How to spot an investment scam
There are three main types of investment scams:
- The investment offer is completely fake.
- The investment exists, but the money you give the scammer doesn’t go towards that investment.
- The scammer says they represent a well-known investment company – but they’re lying.
In any case, the money you ‘invest’ goes straight into the scammer’s bank account and not towards any real investment.
Anyone can be scammed and every scam is different. Scams are often very hard to spot and can feel legitimate in the moment.
How scammers get you to invest
To get you to give them your money, a scammer may tell you they’re offering:
- high and quick returns or sometimes tax-free benefits
- share, mortgage, real estate or virtual currency investments, ‘high return’ schemes, option trading or foreign currency trading
- an opportunity with no risk or low risk, because you will:
- be able to sell anytime
- get a refund for non-performance
- have insured or ‘guaranteed’ transactions
- be able to swap one investment for another
- inside information, the opportunity to invest before a public float or discounts for early bird investors
ASIC is alerting investors about a suspicious investment opportunity through Beurax Corporation offering very high and ‘guaranteed’ returns.
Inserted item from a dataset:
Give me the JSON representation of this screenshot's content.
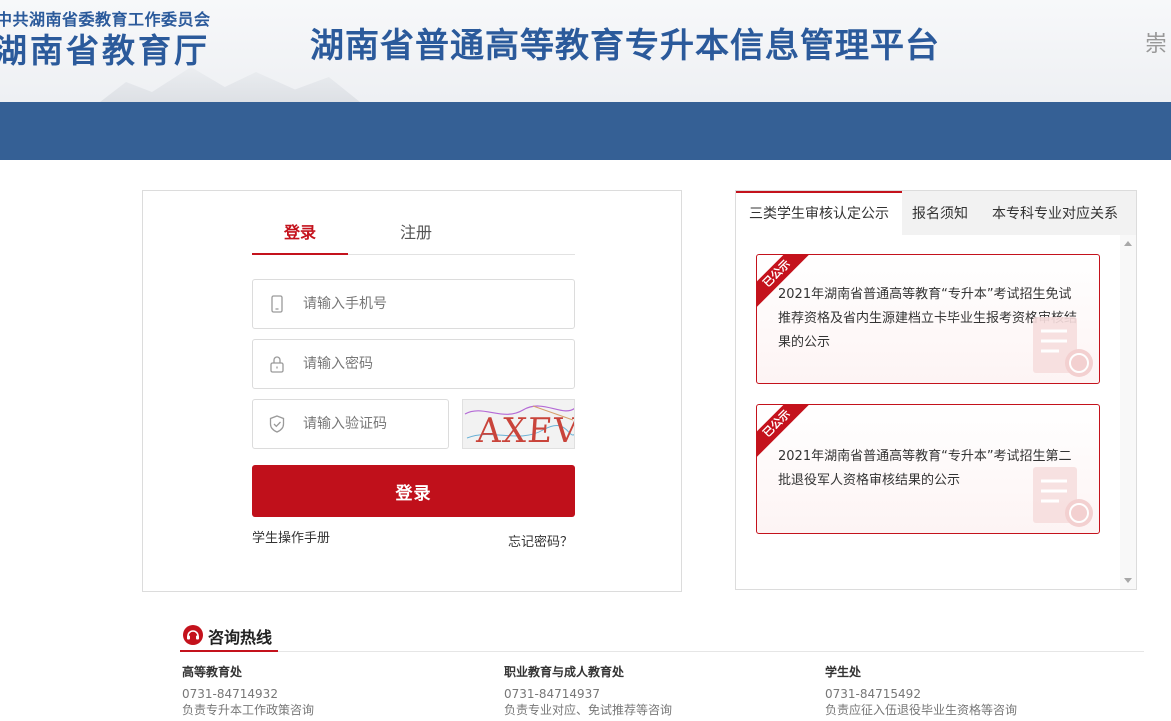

ASIC has received complaints from investors who cannot access their invested money.
Warning signs of investment scams
The investment offer may be a scam if the person:
- does not have an or says they don’t need one
- rings you repeatedly, keeps you on the phone, or emails you a lot
- says you need to make a quick decision or you’ll miss out on the deal
- offers you professional-looking prospectuses, brochures, share certificates or receipts, but their prospectus isn’t registered with ASIC
If you spot any of these signs, hang up the phone or delete the email. If you manage to record any of the scammer’s details, report them to the Australian Securities and Investments Commission (ASIC).
How to check an investment is real
Simple research to make sure an investment is legitimate could save you from losing money to a scam.
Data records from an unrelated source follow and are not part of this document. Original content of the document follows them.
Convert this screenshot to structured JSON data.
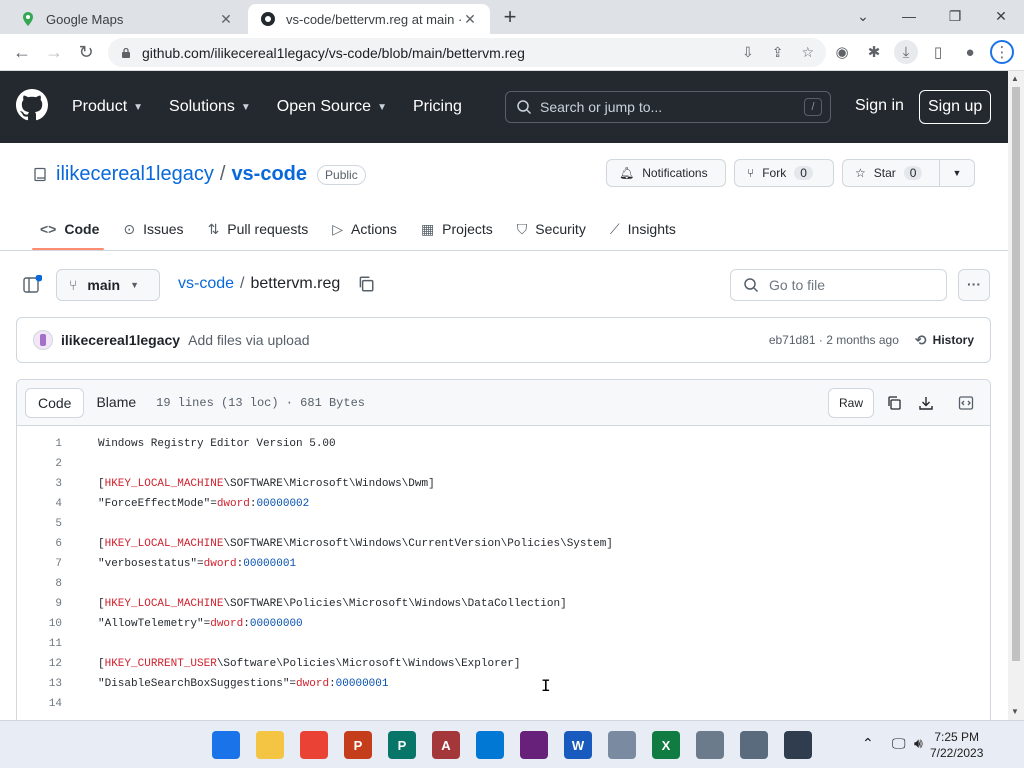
{
  "browser": {
    "tabs": [
      {
        "title": "Google Maps",
        "active": false
      },
      {
        "title": "vs-code/bettervm.reg at main · il…",
        "active": true
      }
    ],
    "new_tab": "+",
    "url": "github.com/ilikecereal1legacy/vs-code/blob/main/bettervm.reg"
  },
  "gh_header": {
    "nav": [
      "Product",
      "Solutions",
      "Open Source",
      "Pricing"
    ],
    "search_placeholder": "Search or jump to...",
    "search_key": "/",
    "signin": "Sign in",
    "signup": "Sign up"
  },
  "repo": {
    "owner": "ilikecereal1legacy",
    "separator": "/",
    "name": "vs-code",
    "visibility": "Public",
    "notifications": "Notifications",
    "fork_label": "Fork",
    "fork_count": "0",
    "star_label": "Star",
    "star_count": "0",
    "tabs": [
      "Code",
      "Issues",
      "Pull requests",
      "Actions",
      "Projects",
      "Security",
      "Insights"
    ]
  },
  "file_nav": {
    "branch": "main",
    "repo_link": "vs-code",
    "sep": "/",
    "filename": "bettervm.reg",
    "goto_placeholder": "Go to file"
  },
  "commit": {
    "author": "ilikecereal1legacy",
    "message": "Add files via upload",
    "meta": "eb71d81 · 2 months ago",
    "history": "History"
  },
  "code_header": {
    "code_tab": "Code",
    "blame_tab": "Blame",
    "info": "19 lines (13 loc) · 681 Bytes",
    "raw": "Raw"
  },
  "code_lines": [
    {
      "n": "1",
      "parts": [
        {
          "t": "Windows Registry Editor Version 5.00",
          "c": ""
        }
      ]
    },
    {
      "n": "2",
      "parts": []
    },
    {
      "n": "3",
      "parts": [
        {
          "t": "[",
          "c": ""
        },
        {
          "t": "HKEY_LOCAL_MACHINE",
          "c": "kw"
        },
        {
          "t": "\\SOFTWARE\\Microsoft\\Windows\\Dwm]",
          "c": ""
        }
      ]
    },
    {
      "n": "4",
      "parts": [
        {
          "t": "\"ForceEffectMode\"=",
          "c": ""
        },
        {
          "t": "dword",
          "c": "kw"
        },
        {
          "t": ":",
          "c": ""
        },
        {
          "t": "00000002",
          "c": "num"
        }
      ]
    },
    {
      "n": "5",
      "parts": []
    },
    {
      "n": "6",
      "parts": [
        {
          "t": "[",
          "c": ""
        },
        {
          "t": "HKEY_LOCAL_MACHINE",
          "c": "kw"
        },
        {
          "t": "\\SOFTWARE\\Microsoft\\Windows\\CurrentVersion\\Policies\\System]",
          "c": ""
        }
      ]
    },
    {
      "n": "7",
      "parts": [
        {
          "t": "\"verbosestatus\"=",
          "c": ""
        },
        {
          "t": "dword",
          "c": "kw"
        },
        {
          "t": ":",
          "c": ""
        },
        {
          "t": "00000001",
          "c": "num"
        }
      ]
    },
    {
      "n": "8",
      "parts": []
    },
    {
      "n": "9",
      "parts": [
        {
          "t": "[",
          "c": ""
        },
        {
          "t": "HKEY_LOCAL_MACHINE",
          "c": "kw"
        },
        {
          "t": "\\SOFTWARE\\Policies\\Microsoft\\Windows\\DataCollection]",
          "c": ""
        }
      ]
    },
    {
      "n": "10",
      "parts": [
        {
          "t": "\"AllowTelemetry\"=",
          "c": ""
        },
        {
          "t": "dword",
          "c": "kw"
        },
        {
          "t": ":",
          "c": ""
        },
        {
          "t": "00000000",
          "c": "num"
        }
      ]
    },
    {
      "n": "11",
      "parts": []
    },
    {
      "n": "12",
      "parts": [
        {
          "t": "[",
          "c": ""
        },
        {
          "t": "HKEY_CURRENT_USER",
          "c": "kw"
        },
        {
          "t": "\\Software\\Policies\\Microsoft\\Windows\\Explorer]",
          "c": ""
        }
      ]
    },
    {
      "n": "13",
      "parts": [
        {
          "t": "\"DisableSearchBoxSuggestions\"=",
          "c": ""
        },
        {
          "t": "dword",
          "c": "kw"
        },
        {
          "t": ":",
          "c": ""
        },
        {
          "t": "00000001",
          "c": "num"
        }
      ]
    },
    {
      "n": "14",
      "parts": []
    }
  ],
  "taskbar": {
    "apps": [
      {
        "name": "start",
        "label": "",
        "color": "#1a73e8"
      },
      {
        "name": "file-explorer",
        "label": "",
        "color": "#f4c542"
      },
      {
        "name": "chrome",
        "label": "",
        "color": "#ea4335"
      },
      {
        "name": "powerpoint",
        "label": "P",
        "color": "#c43e1c"
      },
      {
        "name": "publisher",
        "label": "P",
        "color": "#077568"
      },
      {
        "name": "access",
        "label": "A",
        "color": "#a4373a"
      },
      {
        "name": "vscode",
        "label": "",
        "color": "#0078d4"
      },
      {
        "name": "visual-studio",
        "label": "",
        "color": "#68217a"
      },
      {
        "name": "word",
        "label": "W",
        "color": "#185abd"
      },
      {
        "name": "control-panel",
        "label": "",
        "color": "#7a8aa0"
      },
      {
        "name": "excel",
        "label": "X",
        "color": "#107c41"
      },
      {
        "name": "notepad",
        "label": "",
        "color": "#6b7b8c"
      },
      {
        "name": "settings",
        "label": "",
        "color": "#5a6b7d"
      },
      {
        "name": "calculator",
        "label": "",
        "color": "#2f3d4f"
      }
    ],
    "time": "7:25 PM",
    "date": "7/22/2023"
  }
}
1. Ask questions and request information
Check the legitimacy of the person offering the investment by asking them:
- What is your name and what company do you represent?
- Who owns your company?
- Does your company have an AFS licence and what is the licence number?
- What is your address?
- Is your investing prospectus registered with ASIC?
If they try to avoid answering these questions, their investment offer is probably a scam. Hang up the phone, do not respond to the email. Stop dealing with the person or delete and block them if it’s through social media.
But, even if they can answer these questions, it doesn’t always mean the investment is legitimate.
2. Do your own research on the company
Don’t rely only on the information the person gives you to make your decision. Don’t be pressured to make a quick decision you could regret later.
Take these steps to do your own research — check:
- ASIC’s OFFERlist database — See if the company has lodged a prospectus with ASIC.
- Publicly listed phone directories — Check whether the address and contact details are correct.
- ASIC Connect’s professional register search — Check the company has an AFS licence or Australian credit licence.
- Our list of companies you should not deal with — Make sure the company name is not on our list.
- International Organization of Securities Commission’s (IOSCO) investor alerts — Make sure the company is not named.
- Our list of fake regulators and exchanges — Check if the investment offer mentions one.
If you invest through overseas companies and something goes wrong, you won’t be able to get help. A lower risk option is to invest overseas through licensed companies based in Australia.
Reduce the risk of investment scams
Make sure you don’t fall victim to an investment scam:
- Take simple steps to protect yourself from identity theft
- Always get independent financial advice before you invest
- Do your own checks on any investment opportunity to make sure it’s real.
- Remember the common signs and tactics so you can spot an investment scam.
- Don’t accept a message or friend request on social media from someone you don’t know.
- Make sure your privacy settings are up to date on your social media accounts.
- Be wary of random or unexpected contact, particularly if you have replied to something on a website or social media platform.
If you think you have been the victim of an investment scam, you should:
- Report it to ASIC or report it to your local police.
- Stop sending money to the company.
- Be wary of falling for a follow-up scam or offers to recover your money.
- If you have a financial adviser, reach out to them to check before handing over any money.